Lotte and Sophie described the death to the Terzake journalist as an act of "perverse" cruelty.

"I hope this was bad luck, but I fear that this is not an isolated case," said Joris Vandenberghe, a Flemish psychiatrist, told Terzake . "This is really very worrying. "The bar for euthanasia should be higher."

The teary television interview has succeeded in getting some politicians to express misgivings about euthanasia. A former finance minister and he head of the Flemish Christian Democrats in the Belgian Senate, Steven Vanackere , now says that there are many shortcomings in the law, that the definition of mental suffering is too loose and that in 13 years only one case had been forwarded to the police.
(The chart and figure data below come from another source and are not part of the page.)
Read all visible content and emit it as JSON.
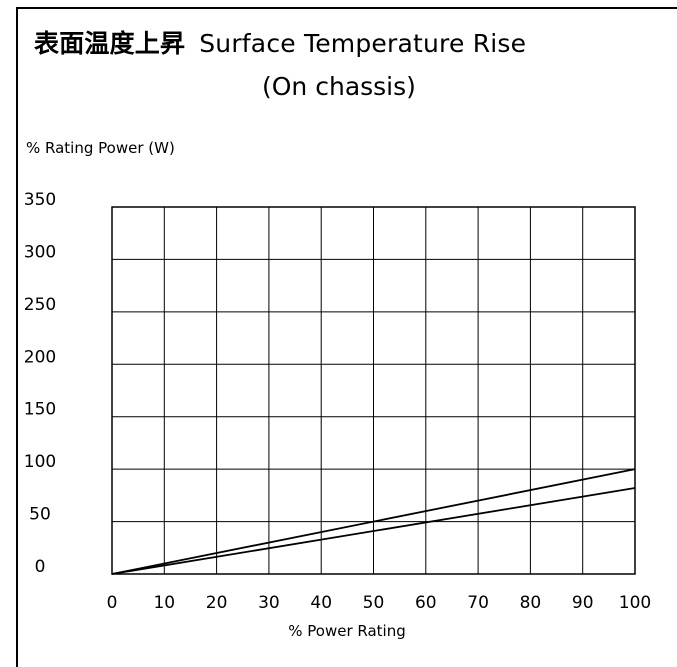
{
  "title": {
    "jp": "表面温度上昇",
    "en": "Surface Temperature Rise",
    "sub": "(On chassis)"
  },
  "chart_data": {
    "type": "line",
    "ylabel": "% Rating Power (W)",
    "xlabel": "% Power Rating",
    "xlim": [
      0,
      100
    ],
    "ylim": [
      0,
      350
    ],
    "x_ticks": [
      0,
      10,
      20,
      30,
      40,
      50,
      60,
      70,
      80,
      90,
      100
    ],
    "y_ticks": [
      0,
      50,
      100,
      150,
      200,
      250,
      300,
      350
    ],
    "grid": true,
    "legend": "none",
    "series": [
      {
        "x": [
          0,
          100
        ],
        "values": [
          0,
          100
        ]
      },
      {
        "x": [
          0,
          100
        ],
        "values": [
          0,
          82
        ]
      }
    ],
    "colors": {
      "line": "#000000",
      "grid": "#000000",
      "background": "#ffffff"
    }
  }
}
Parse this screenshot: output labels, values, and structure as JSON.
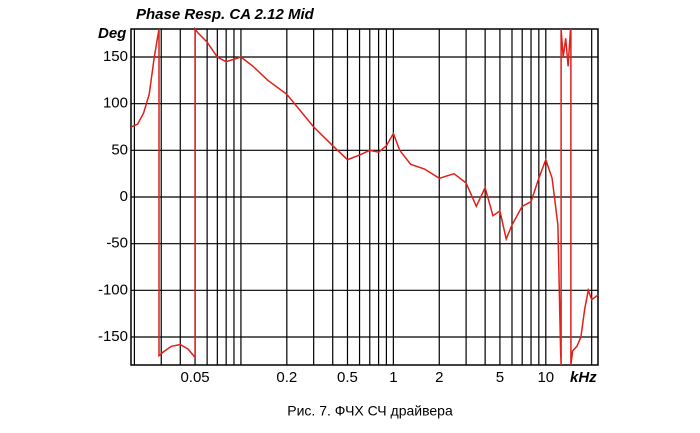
{
  "chart_data": {
    "type": "line",
    "title": "Phase Resp.  CA  2.12 Mid",
    "y_label": "Deg",
    "x_label": "kHz",
    "caption": "Рис. 7. ФЧХ СЧ драйвера",
    "log_x": true,
    "grid": true,
    "xlim": [
      0.019,
      22
    ],
    "ylim": [
      -180,
      180
    ],
    "xticks": [
      0.05,
      0.2,
      0.5,
      1,
      2,
      5,
      10
    ],
    "xminor_ticks": [
      0.02,
      0.03,
      0.04,
      0.05,
      0.06,
      0.07,
      0.08,
      0.09,
      0.1,
      0.2,
      0.3,
      0.4,
      0.5,
      0.6,
      0.7,
      0.8,
      0.9,
      1,
      2,
      3,
      4,
      5,
      6,
      7,
      8,
      9,
      10,
      20
    ],
    "yticks": [
      150,
      100,
      50,
      0,
      -50,
      -100,
      -150
    ],
    "series": [
      {
        "name": "Phase",
        "color": "#e0201a",
        "x": [
          0.019,
          0.021,
          0.023,
          0.025,
          0.027,
          0.029,
          0.029,
          0.031,
          0.035,
          0.04,
          0.045,
          0.05,
          0.05,
          0.052,
          0.06,
          0.07,
          0.08,
          0.1,
          0.12,
          0.15,
          0.2,
          0.3,
          0.4,
          0.5,
          0.6,
          0.7,
          0.8,
          0.9,
          1.0,
          1.1,
          1.3,
          1.6,
          2,
          2.5,
          3,
          3.5,
          4,
          4.5,
          5,
          5.5,
          6,
          7,
          8,
          9,
          10,
          11,
          12,
          12.5,
          12.6,
          12.6,
          13,
          13.5,
          14,
          14.5,
          14.6,
          14.6,
          15,
          16,
          17,
          18,
          19,
          20,
          22
        ],
        "values": [
          75,
          78,
          90,
          110,
          150,
          180,
          -170,
          -166,
          -160,
          -158,
          -163,
          -172,
          180,
          176,
          166,
          150,
          145,
          150,
          140,
          125,
          110,
          75,
          55,
          40,
          45,
          50,
          48,
          55,
          68,
          50,
          35,
          30,
          20,
          25,
          15,
          -10,
          10,
          -20,
          -15,
          -45,
          -30,
          -10,
          -5,
          20,
          40,
          20,
          -30,
          -165,
          -180,
          180,
          150,
          170,
          140,
          178,
          180,
          -180,
          -165,
          -160,
          -150,
          -120,
          -100,
          -110,
          -105
        ]
      }
    ]
  }
}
On the other hand, it seems clear that most Belgian politicians and voters support the law. Tine Nys's sisters have said that they don't oppose the principle of euthanasia. So even if they investigate the appalling treatment she received, the euthanasia juggernaut will roll on.

But what if the complaint of these women is the tip of an iceberg of unresolved grief over euthanasia? It took them more than five years to bring their story before the public. What if euthanasia is so painful a topic for families that they cannot bring themselves to complain until many years afterwards, as happens with cases of childhood sexual abuse?

Euthanasia was only legalised in Belgium in 2002. Eventually Belgium could be buried under an avalanche of pent-up sorrow. A single death touches an entire family - and the doctor as well. If only a small proportion of cases were as incompetent and callous as Tine's, there could be scores, if not hundreds of patients whose loved ones are suffering from repressed grief and anger. Who knows? Sooner or later, however, Belgians will find out.